Estimating tumor fraction by exploiting the off-target reads in targeted DNA sequencing.
The ichorCNA_offtarget.snakefile workflow will run the ichorCNA off-target pipeline, starting from bam files and generating files and plots documenting copy number alterations across the genome.
The plotCNAzoom_offtarget.snakefile workflow will use the results of ichorCNA_offtarget.snakefile and zoom in on particular regions of interest, producing plots that provide a closer look at copy number alterations in those regions.
- R-3.3 or above
- ichorCNA
- HMMcopy
- optparse
- Python-3.4 or above
- snakemake-3.12.0 or above
- PyYAML-3.12 or above
- HMMcopy Suite (http://compbio.bccrc.ca/software/hmmcopy/)

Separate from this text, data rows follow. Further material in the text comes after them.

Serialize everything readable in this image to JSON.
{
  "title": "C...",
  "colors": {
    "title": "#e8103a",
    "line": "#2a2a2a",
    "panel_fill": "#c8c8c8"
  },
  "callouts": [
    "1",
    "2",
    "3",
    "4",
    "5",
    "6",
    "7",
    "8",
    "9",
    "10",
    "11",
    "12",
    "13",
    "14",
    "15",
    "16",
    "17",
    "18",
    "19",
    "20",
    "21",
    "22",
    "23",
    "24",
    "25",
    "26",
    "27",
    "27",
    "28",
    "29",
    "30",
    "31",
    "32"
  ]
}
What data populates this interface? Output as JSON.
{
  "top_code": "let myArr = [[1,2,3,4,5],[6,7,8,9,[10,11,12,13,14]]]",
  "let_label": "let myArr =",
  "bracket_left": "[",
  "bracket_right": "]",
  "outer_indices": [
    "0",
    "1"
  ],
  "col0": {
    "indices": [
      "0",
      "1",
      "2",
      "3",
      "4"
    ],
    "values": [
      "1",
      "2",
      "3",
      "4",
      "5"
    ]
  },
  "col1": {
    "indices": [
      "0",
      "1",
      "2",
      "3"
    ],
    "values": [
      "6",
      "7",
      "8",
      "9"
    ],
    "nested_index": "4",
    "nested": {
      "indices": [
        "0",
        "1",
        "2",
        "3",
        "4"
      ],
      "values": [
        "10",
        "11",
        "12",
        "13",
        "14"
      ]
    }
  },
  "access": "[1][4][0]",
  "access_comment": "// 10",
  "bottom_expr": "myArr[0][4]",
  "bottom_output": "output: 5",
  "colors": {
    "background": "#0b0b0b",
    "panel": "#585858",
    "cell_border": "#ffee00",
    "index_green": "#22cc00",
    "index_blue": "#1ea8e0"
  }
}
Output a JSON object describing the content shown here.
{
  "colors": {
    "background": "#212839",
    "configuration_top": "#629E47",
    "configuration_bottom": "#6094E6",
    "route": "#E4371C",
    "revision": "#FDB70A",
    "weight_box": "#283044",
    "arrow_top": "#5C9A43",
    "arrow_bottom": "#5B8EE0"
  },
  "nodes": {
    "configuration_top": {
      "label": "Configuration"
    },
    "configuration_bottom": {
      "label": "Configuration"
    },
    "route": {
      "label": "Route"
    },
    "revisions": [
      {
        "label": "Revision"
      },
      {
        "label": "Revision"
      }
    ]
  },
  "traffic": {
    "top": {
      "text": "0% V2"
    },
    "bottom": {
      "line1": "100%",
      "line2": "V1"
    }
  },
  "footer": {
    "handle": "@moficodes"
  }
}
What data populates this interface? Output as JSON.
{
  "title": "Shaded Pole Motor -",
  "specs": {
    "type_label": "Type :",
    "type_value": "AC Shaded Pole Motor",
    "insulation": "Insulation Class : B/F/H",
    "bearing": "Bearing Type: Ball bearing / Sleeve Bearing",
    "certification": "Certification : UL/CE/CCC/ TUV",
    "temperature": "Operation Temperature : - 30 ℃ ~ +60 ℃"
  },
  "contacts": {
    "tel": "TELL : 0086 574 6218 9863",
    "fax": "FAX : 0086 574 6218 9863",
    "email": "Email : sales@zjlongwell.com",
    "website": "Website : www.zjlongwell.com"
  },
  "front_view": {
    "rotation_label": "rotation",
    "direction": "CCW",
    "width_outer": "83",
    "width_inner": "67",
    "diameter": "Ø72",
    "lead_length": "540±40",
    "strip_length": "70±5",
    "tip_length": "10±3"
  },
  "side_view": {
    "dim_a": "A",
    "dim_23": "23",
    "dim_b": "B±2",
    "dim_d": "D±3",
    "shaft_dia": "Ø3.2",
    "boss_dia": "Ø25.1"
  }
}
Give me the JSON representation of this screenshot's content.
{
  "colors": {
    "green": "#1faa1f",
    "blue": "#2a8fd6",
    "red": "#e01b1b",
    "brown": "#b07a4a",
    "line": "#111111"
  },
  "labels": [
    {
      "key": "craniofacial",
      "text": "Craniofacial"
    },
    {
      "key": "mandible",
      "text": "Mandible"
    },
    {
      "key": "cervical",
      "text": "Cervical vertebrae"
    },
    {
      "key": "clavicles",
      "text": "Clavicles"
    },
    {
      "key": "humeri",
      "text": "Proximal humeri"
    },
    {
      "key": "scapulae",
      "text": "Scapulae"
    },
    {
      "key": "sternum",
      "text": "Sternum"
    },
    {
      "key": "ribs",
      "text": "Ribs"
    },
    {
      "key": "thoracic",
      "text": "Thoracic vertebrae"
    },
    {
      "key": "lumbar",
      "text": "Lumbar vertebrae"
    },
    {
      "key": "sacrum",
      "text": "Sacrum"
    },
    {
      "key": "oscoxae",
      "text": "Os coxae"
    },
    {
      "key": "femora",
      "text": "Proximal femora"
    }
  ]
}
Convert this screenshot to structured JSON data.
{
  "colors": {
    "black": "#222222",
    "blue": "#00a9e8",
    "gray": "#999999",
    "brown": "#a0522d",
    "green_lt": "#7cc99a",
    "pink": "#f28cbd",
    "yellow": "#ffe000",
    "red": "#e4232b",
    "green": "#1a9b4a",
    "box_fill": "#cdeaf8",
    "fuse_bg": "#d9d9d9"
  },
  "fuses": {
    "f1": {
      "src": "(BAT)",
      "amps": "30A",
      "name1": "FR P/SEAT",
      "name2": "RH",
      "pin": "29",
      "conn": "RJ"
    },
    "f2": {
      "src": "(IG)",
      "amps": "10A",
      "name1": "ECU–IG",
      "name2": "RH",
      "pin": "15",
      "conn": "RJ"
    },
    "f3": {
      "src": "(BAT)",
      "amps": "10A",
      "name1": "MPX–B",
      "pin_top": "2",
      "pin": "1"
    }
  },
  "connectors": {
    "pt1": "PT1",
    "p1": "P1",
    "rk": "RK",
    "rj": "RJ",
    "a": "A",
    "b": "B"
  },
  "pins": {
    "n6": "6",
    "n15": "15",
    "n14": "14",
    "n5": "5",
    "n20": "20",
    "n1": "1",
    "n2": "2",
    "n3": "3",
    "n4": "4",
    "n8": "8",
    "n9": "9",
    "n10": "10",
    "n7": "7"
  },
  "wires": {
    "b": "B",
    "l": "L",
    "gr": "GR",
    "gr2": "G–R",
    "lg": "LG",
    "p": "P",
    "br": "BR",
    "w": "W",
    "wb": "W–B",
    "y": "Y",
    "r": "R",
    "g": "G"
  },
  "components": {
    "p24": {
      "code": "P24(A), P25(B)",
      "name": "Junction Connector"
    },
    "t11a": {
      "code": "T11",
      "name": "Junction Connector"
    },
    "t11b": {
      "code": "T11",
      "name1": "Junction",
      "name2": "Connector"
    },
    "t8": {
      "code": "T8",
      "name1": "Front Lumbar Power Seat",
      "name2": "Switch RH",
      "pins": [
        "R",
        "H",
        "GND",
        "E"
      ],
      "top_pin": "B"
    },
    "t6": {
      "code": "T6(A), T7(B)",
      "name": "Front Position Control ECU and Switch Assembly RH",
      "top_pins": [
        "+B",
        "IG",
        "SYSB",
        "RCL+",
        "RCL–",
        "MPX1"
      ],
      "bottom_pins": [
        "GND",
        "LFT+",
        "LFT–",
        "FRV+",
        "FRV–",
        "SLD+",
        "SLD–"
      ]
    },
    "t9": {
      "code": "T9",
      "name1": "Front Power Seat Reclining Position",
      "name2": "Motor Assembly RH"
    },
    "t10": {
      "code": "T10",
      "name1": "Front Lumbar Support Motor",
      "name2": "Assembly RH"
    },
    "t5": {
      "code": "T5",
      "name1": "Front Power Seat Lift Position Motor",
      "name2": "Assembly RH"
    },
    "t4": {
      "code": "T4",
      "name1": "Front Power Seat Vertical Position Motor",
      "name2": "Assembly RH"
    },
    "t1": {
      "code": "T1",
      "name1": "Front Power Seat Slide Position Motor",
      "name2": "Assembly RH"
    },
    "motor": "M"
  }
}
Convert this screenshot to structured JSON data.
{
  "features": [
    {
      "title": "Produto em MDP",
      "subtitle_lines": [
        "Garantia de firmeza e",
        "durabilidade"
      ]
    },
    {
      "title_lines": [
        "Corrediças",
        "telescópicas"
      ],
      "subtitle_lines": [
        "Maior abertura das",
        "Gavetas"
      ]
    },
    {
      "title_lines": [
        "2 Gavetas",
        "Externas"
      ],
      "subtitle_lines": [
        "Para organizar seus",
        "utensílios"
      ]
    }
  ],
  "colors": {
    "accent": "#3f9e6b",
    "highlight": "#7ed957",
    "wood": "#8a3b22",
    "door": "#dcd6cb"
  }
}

- In particular, readCounter is used.
- ichorCNA repository (https://github.com/broadinstitute/ichorCNA)
Please specify the samples to be analyzed in config/samples.yaml, following the format explained therein.
There are a number of parameters to adjust in config/config.yaml. Filepaths to where your ichorCNA repository (https://github.com/broadinstitute/ichorCNA) clone was downloaded to must be inserted in a few places, as well as the filepath to your readCounter binary. A nice description of some of the other parameters that can be adjusted, such as bin size and segmentation settings, can be found in the README.md for the snakemake workflow of regular (not off-target) ichorCNA, at https://github.com/broadinstitute/ichorCNA/wiki/SnakeMake-pipeline-for-ichorCNA.
Currently, this code handles .bed files of targeted regions with no headers and at least 5 columns. Please ensure your .bed file follows this formatting, or change the following code in code/ichorCNA_offtarget.R to fit your purposes:
baits <- fread(baitFile.tum, skip=0)
colnames(baits) <- c("chr", "start", "end", "name", "strands")
To invoke the snakemake workflows locally, use
snakemake -s ichorCNA_offtarget.snakefile
and
snakemake -s plotCNAzoom_offtarget.snakefile
To run the snakemake workflows on a slurm cluster, use
snakemake -s ichorCNA_offtarget.snakefile --latency-wait 60 --cluster-config config/cluster_slurm.yaml --cluster "sbatch -p {cluster.partition} --mem={cluster.mem} -t {cluster.time} -c {cluster.ncpus} -n {cluster.ntasks} -o {cluster.output}" -j 50
and
snakemake -s plotCNAzoom_offtarget.snakefile --latency-wait 60 --keep-going --cluster-config config/cluster_slurm.yaml --cluster "sbatch -p {cluster.partition} --mem={cluster.mem} -t {cluster.time} -c {cluster.ncpus} -n {cluster.ntasks} -o {cluster.output}" -j 50
To perform a dry run, where the commands to be executed will be printed, but the snakefile will not actually be run, add -np
at the end of these commands. This helps to verify the workflow will run as expected.